O Oversight and Reform Committeethe top investigative committee of the US House of Representatives, has opened an investigation into Amazon’s labor practices during severe weather events, according to correspondence sent to the company’s chief executive, Andy Jassy.
“We are concerned by recent reports that Amazon may be putting the health and safety of its workers at risk, including requiring them to work in hazardous conditions during tornadoes, hurricanes and other extreme weather conditions,” said the letter, signed by the president of Amazon.com. committee, Carolyn B. Maloney, as well as Representatives Cori Bush and Alexandria Ocasio-Cortez.
The investigation will focus on the event that took place in December last year, a tornado that hit an Amazon delivery station in Edwardsville, Illinois, located in the Midwest region of the country, killing six people.
Most of the people at the facility were subcontracted drivers by the company, a difficulty that prevented an answer to authorities as to how many people were there. With no building code requirement, the facility did not have a tornado safe room.
According to text messages published by Bloomberg News, at least one subcontracted driver was advised to continue deliveries during the storm. In defense, Amazon claimed that the subcontractor’s dispatcher did not follow the company’s security protocols.
While the Committee has not yet received a response, an Amazon spokeswoman said in a statement that the company’s focus remains on supporting employees and partners, “and all those affected by the tornadoes.” “We will respond to this letter in due course,” she promises.

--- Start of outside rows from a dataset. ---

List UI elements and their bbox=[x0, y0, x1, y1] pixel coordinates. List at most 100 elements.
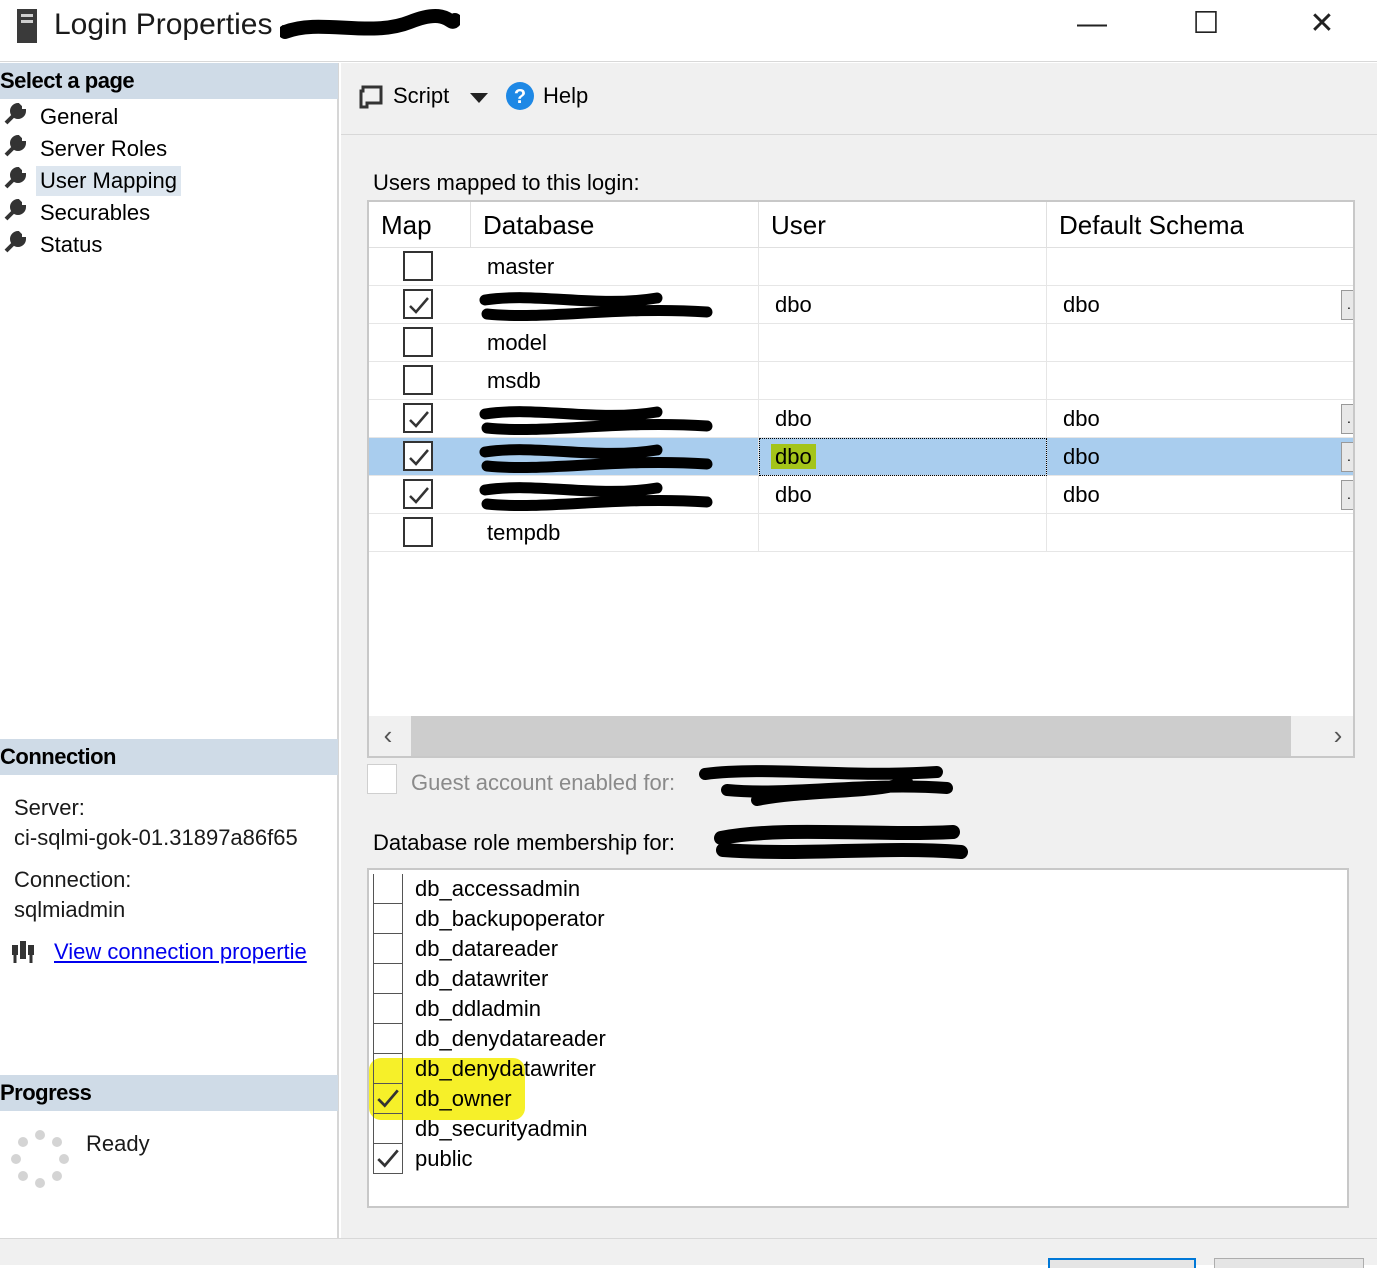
chevron-down-icon[interactable] bbox=[469, 91, 489, 105]
redaction-mark bbox=[479, 482, 713, 512]
close-button[interactable]: ✕ bbox=[1292, 8, 1352, 44]
redaction-mark bbox=[479, 292, 713, 322]
database-cell[interactable]: model bbox=[471, 324, 759, 362]
user-cell[interactable]: dbo bbox=[759, 400, 1047, 438]
connection-value: sqlmiadmin bbox=[14, 897, 126, 922]
wrench-icon bbox=[4, 197, 30, 229]
browse-schema-button[interactable]: . bbox=[1341, 404, 1353, 434]
database-cell[interactable]: msdb bbox=[471, 362, 759, 400]
grid-row[interactable]: dbo dbo. bbox=[369, 476, 1353, 514]
column-header-user[interactable]: User bbox=[759, 202, 1047, 248]
grid-row[interactable]: model bbox=[369, 324, 1353, 362]
role-checkbox[interactable] bbox=[373, 1084, 403, 1114]
progress-status: Ready bbox=[86, 1131, 150, 1156]
progress-header: Progress bbox=[0, 1075, 338, 1111]
role-checkbox[interactable] bbox=[373, 1054, 403, 1084]
role-label: db_securityadmin bbox=[415, 1116, 588, 1141]
page-status[interactable]: Status bbox=[4, 229, 106, 259]
scroll-right-icon[interactable]: › bbox=[1323, 720, 1353, 750]
scroll-left-icon[interactable]: ‹ bbox=[373, 720, 403, 750]
connection-header: Connection bbox=[0, 739, 338, 775]
page-securables[interactable]: Securables bbox=[4, 197, 154, 227]
role-checkbox[interactable] bbox=[373, 1024, 403, 1054]
user-cell[interactable] bbox=[759, 324, 1047, 362]
role-checkbox[interactable] bbox=[373, 904, 403, 934]
checkmark-icon bbox=[377, 1149, 399, 1168]
user-cell[interactable] bbox=[759, 248, 1047, 286]
schema-cell[interactable]: dbo bbox=[1047, 286, 1353, 324]
schema-cell[interactable]: dbo bbox=[1047, 438, 1353, 476]
schema-cell[interactable] bbox=[1047, 324, 1353, 362]
role-checkbox[interactable] bbox=[373, 994, 403, 1024]
grid-row[interactable]: dbo dbo. bbox=[369, 400, 1353, 438]
schema-cell[interactable] bbox=[1047, 362, 1353, 400]
role-checkbox[interactable] bbox=[373, 964, 403, 994]
schema-cell[interactable]: dbo bbox=[1047, 400, 1353, 438]
wrench-icon bbox=[4, 101, 30, 133]
map-checkbox[interactable] bbox=[403, 403, 433, 433]
user-value: dbo bbox=[775, 482, 812, 507]
role-checkbox[interactable] bbox=[373, 934, 403, 964]
map-checkbox[interactable] bbox=[403, 289, 433, 319]
right-panel: Script ? Help Users mapped to this login… bbox=[341, 63, 1377, 1238]
browse-schema-button[interactable]: . bbox=[1341, 480, 1353, 510]
map-checkbox[interactable] bbox=[403, 251, 433, 281]
ok-button[interactable] bbox=[1048, 1258, 1196, 1268]
grid-row[interactable]: master bbox=[369, 248, 1353, 286]
guest-account-checkbox[interactable] bbox=[367, 764, 397, 794]
map-checkbox[interactable] bbox=[403, 365, 433, 395]
role-label: db_datareader bbox=[415, 936, 559, 961]
grid-row[interactable]: msdb bbox=[369, 362, 1353, 400]
schema-cell[interactable]: dbo bbox=[1047, 476, 1353, 514]
minimize-button[interactable]: — bbox=[1062, 8, 1122, 44]
grid-row[interactable]: dbo dbo. bbox=[369, 438, 1353, 476]
browse-schema-button[interactable]: . bbox=[1341, 442, 1353, 472]
maximize-button[interactable]: ☐ bbox=[1176, 8, 1236, 44]
script-button[interactable]: Script bbox=[393, 81, 449, 111]
page-label: Server Roles bbox=[40, 136, 168, 162]
page-label: Status bbox=[40, 232, 103, 258]
column-header-map[interactable]: Map bbox=[369, 202, 471, 248]
user-mapping-content: Users mapped to this login: Map Database… bbox=[341, 136, 1377, 1238]
cancel-button[interactable] bbox=[1214, 1258, 1364, 1268]
role-label: public bbox=[415, 1146, 473, 1171]
database-cell[interactable]: master bbox=[471, 248, 759, 286]
user-cell[interactable] bbox=[759, 362, 1047, 400]
redaction-mark bbox=[479, 406, 713, 436]
role-checkbox[interactable] bbox=[373, 1144, 403, 1174]
grid-row[interactable]: tempdb bbox=[369, 514, 1353, 552]
user-value: dbo bbox=[775, 292, 812, 317]
user-cell[interactable] bbox=[759, 514, 1047, 552]
map-checkbox[interactable] bbox=[403, 517, 433, 547]
svg-text:?: ? bbox=[514, 86, 526, 108]
page-general[interactable]: General bbox=[4, 101, 122, 131]
role-label: db_datawriter bbox=[415, 966, 549, 991]
user-cell[interactable]: dbo bbox=[759, 438, 1047, 476]
map-checkbox[interactable] bbox=[403, 327, 433, 357]
browse-schema-button[interactable]: . bbox=[1341, 290, 1353, 320]
schema-cell[interactable] bbox=[1047, 514, 1353, 552]
role-label: db_backupoperator bbox=[415, 906, 605, 931]
map-checkbox[interactable] bbox=[403, 441, 433, 471]
user-cell[interactable]: dbo bbox=[759, 476, 1047, 514]
map-checkbox[interactable] bbox=[403, 479, 433, 509]
role-checkbox[interactable] bbox=[373, 1114, 403, 1144]
grid-row[interactable]: dbo dbo. bbox=[369, 286, 1353, 324]
column-header-default-schema[interactable]: Default Schema bbox=[1047, 202, 1353, 248]
help-icon: ? bbox=[506, 82, 534, 110]
horizontal-scrollbar[interactable]: ‹ › bbox=[369, 716, 1353, 756]
scroll-thumb[interactable] bbox=[411, 716, 1291, 756]
column-header-database[interactable]: Database bbox=[471, 202, 759, 248]
page-server-roles[interactable]: Server Roles bbox=[4, 133, 171, 163]
page-user-mapping[interactable]: User Mapping bbox=[4, 165, 181, 197]
page-label: Securables bbox=[40, 200, 151, 226]
user-cell[interactable]: dbo bbox=[759, 286, 1047, 324]
schema-cell[interactable] bbox=[1047, 248, 1353, 286]
database-cell[interactable]: tempdb bbox=[471, 514, 759, 552]
checkmark-icon bbox=[409, 411, 429, 428]
role-checkbox[interactable] bbox=[373, 874, 403, 904]
server-icon bbox=[17, 9, 37, 43]
help-button[interactable]: Help bbox=[543, 81, 588, 111]
view-connection-properties-link[interactable]: View connection propertie bbox=[54, 939, 307, 965]
user-value: dbo bbox=[775, 406, 812, 431]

Dangerous working conditions imposed by Amazon
It’s not the first time that Amazon’s labor practices have come under scrutiny. This grows as it has become one of the largest private employers in the US, second only to Walmart. Directly, it employs 1.1 million employees in US territory, in addition to others through contractors.
The Committee asks Amazon for documents and communications related to how it managed its workforce during various natural disasters, including wildfires in California, a heat wave in the Pacific Northwest, and Hurricane Irma in Florida. “This investigation will inform legislative efforts to curb unfair labor practices, strengthen worker protection, and address the effects of climate change on worker safety,” the correspondence reads.